# Notebook 6: SciPy (WIP)

In this section we will introduce you to the `scipy` package; a package built on top of `numpy` which contains many miscellaneous but useful functions. Unlike `numpy` you may find that you do not use `scipy` frequently. However, you may often find that using `scipy` functions may help improve your code and save you time in the long run! 

This notebook will give a brief description of some of the things you can do with `scipy` and highlights why `scipy` may be useful to you in the future!

In [None]:
import numpy as np
import scipy

## More linear algebra!

`scipy` includes many of the linear algebra functions given in `numpy` and more! For example, `scipy` has a very convenient function for constructing block diagonal matrices, `block_diag`.

In [None]:
# Let's construct some matrices
a = np.array([[1,2],[3,4]])
b = np.array([[5,6,7],[8,9,10],[11,12,13]])
c = np.array([[14,15],[16,17]])

# Let's have a quick look at our matrices
print('a:')
print(a)
print('b:')
print(b)
print('c:')
print(c)

# Now lets combine them as one large block diagonal matrix!
d = scipy.linalg.block_diag(a,b,c)

# Let's have a look at d
print('---------------------------')
print('d:')
print(d)

# Try changing the order of a,b and c in the `block_diag` function - how does d change?

Another useful feature of Scipy is it allows you to easily create matrices with special structures such as [Toeplitz](https://en.wikipedia.org/wiki/Toeplitz_matrix) and [Circulant](https://en.wikipedia.org/wiki/Circulant_matrix) matrices. These are matrices which you may find yourself using quite a lot if you end up working with Fourier analyses or autoregressive models. See if you can work out what Toeplitz and Circulant matrices are using the below code!

In [None]:
# To create a Toeplitz matrix we need to specify the first row and column
row = np.array([1,2,3,6])
col = np.array([1,8,9,7,10])

# Lets make the Toeplitz matrix!
toep = scipy.linalg.toeplitz(col,row)

# Lets print the Toeplitz matrix!
print(toep)

# To create a Circulant matrix we only need a row!
circ = scipy.linalg.circulant(row)

# Lets print the circulant matrix!
print(circ)

A very useful function in `scipy` is the permuted [LU decomposition](https://en.wikipedia.org/wiki/LU_decomposition) (which is currently not supported in `numpy`). The LU decomposition has a wide range of applications in statistics and can be performed as shown below!

In [None]:
import scipy.linalg

# Make a random matrix with numpy
x = np.random.randn(3,3)
print(x)
print('----------------------')

# Get the lu decomposition
P, L, U = scipy.linalg.lu(x, permute_l=False)

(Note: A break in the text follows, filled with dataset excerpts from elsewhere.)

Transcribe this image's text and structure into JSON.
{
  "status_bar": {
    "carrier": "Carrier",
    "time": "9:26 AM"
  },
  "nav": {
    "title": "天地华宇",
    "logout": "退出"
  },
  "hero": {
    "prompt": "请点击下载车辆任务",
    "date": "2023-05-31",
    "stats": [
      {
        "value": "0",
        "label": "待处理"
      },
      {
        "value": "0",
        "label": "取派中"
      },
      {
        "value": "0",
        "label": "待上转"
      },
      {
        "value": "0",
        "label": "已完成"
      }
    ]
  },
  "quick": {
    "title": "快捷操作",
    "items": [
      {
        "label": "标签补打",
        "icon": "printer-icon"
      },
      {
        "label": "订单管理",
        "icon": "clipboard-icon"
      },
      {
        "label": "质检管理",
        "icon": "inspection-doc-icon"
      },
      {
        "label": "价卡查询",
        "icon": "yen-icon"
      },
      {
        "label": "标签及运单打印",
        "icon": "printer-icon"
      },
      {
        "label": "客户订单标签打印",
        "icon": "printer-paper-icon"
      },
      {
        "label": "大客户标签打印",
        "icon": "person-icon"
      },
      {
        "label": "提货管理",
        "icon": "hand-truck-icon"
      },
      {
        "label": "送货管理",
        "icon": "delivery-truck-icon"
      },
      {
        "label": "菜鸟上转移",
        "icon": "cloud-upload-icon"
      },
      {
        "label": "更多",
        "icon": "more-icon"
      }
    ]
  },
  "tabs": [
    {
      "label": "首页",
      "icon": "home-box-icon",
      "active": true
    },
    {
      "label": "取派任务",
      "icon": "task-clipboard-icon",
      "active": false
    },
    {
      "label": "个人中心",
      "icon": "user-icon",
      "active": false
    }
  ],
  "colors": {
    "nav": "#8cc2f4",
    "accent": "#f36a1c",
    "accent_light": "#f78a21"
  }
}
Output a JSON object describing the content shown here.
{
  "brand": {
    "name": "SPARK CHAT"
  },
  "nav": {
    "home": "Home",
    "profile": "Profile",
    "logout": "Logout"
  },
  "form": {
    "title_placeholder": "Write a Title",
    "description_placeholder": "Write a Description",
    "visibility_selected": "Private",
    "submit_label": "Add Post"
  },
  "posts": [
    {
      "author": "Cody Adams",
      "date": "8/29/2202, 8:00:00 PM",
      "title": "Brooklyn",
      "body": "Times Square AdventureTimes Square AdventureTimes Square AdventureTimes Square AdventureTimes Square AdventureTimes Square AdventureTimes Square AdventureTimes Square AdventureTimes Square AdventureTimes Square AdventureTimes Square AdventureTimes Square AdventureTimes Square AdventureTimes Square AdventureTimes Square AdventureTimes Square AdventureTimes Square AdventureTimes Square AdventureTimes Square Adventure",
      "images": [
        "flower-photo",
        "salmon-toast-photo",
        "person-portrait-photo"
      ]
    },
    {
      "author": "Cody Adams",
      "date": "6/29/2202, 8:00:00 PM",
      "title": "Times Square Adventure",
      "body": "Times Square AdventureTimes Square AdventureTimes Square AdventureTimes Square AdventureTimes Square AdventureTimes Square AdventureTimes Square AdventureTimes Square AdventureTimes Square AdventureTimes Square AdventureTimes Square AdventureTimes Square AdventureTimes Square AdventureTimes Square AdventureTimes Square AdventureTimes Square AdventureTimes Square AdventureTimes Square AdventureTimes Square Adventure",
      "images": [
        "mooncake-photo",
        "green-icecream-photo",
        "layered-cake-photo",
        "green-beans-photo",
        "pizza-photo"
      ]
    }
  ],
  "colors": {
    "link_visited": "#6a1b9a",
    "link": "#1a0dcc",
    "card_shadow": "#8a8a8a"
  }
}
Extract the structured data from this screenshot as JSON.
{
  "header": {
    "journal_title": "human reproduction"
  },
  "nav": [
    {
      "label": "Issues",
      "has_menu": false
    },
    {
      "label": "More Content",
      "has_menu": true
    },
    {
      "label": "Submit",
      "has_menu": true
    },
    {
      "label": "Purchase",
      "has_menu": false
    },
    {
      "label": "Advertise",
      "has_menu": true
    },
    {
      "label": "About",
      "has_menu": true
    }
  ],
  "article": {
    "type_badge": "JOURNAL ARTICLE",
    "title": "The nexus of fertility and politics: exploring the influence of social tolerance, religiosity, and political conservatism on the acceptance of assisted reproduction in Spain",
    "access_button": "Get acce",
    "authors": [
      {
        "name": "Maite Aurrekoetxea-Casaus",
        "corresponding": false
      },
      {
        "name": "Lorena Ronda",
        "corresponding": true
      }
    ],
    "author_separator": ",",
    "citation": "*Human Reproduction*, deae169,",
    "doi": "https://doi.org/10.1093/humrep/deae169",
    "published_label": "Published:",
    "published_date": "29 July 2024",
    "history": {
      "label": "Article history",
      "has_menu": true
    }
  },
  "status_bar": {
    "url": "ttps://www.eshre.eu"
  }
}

# P should be a permutation
print(P)
# L should be lower triangular
print(L)
# U should be lower triangular
print(U)
print('----------------------')

# The product of PLU should be our original matrix
print(P @ L @ U)

## Interpolation

Another useful feature in `scipy` is the interpolation module which you can use to interpolate data. To interpolate 1-dimensional data, we can use the `interp1d` function. To see how this works, let's first make some data for our example!

In [None]:
# Make some data
x = np.linspace(0, 5, num=11, endpoint=True)
y = np.cos(-x**3/9.0)


# Make a plot showing the data
import matplotlib.pyplot as plt
plt.plot(x, y, 'o')
plt.legend(['data'], loc='best')
plt.show()

So this is our data! Below, we use `scipy` to perform [Nearest Neighbour](https://en.wikipedia.org/wiki/Nearest_neighbour_algorithm) interpolation. If you aren't familiar with Nearest Neighbour interpolation, don't worry; see if you can guess what is happening based on the below figure!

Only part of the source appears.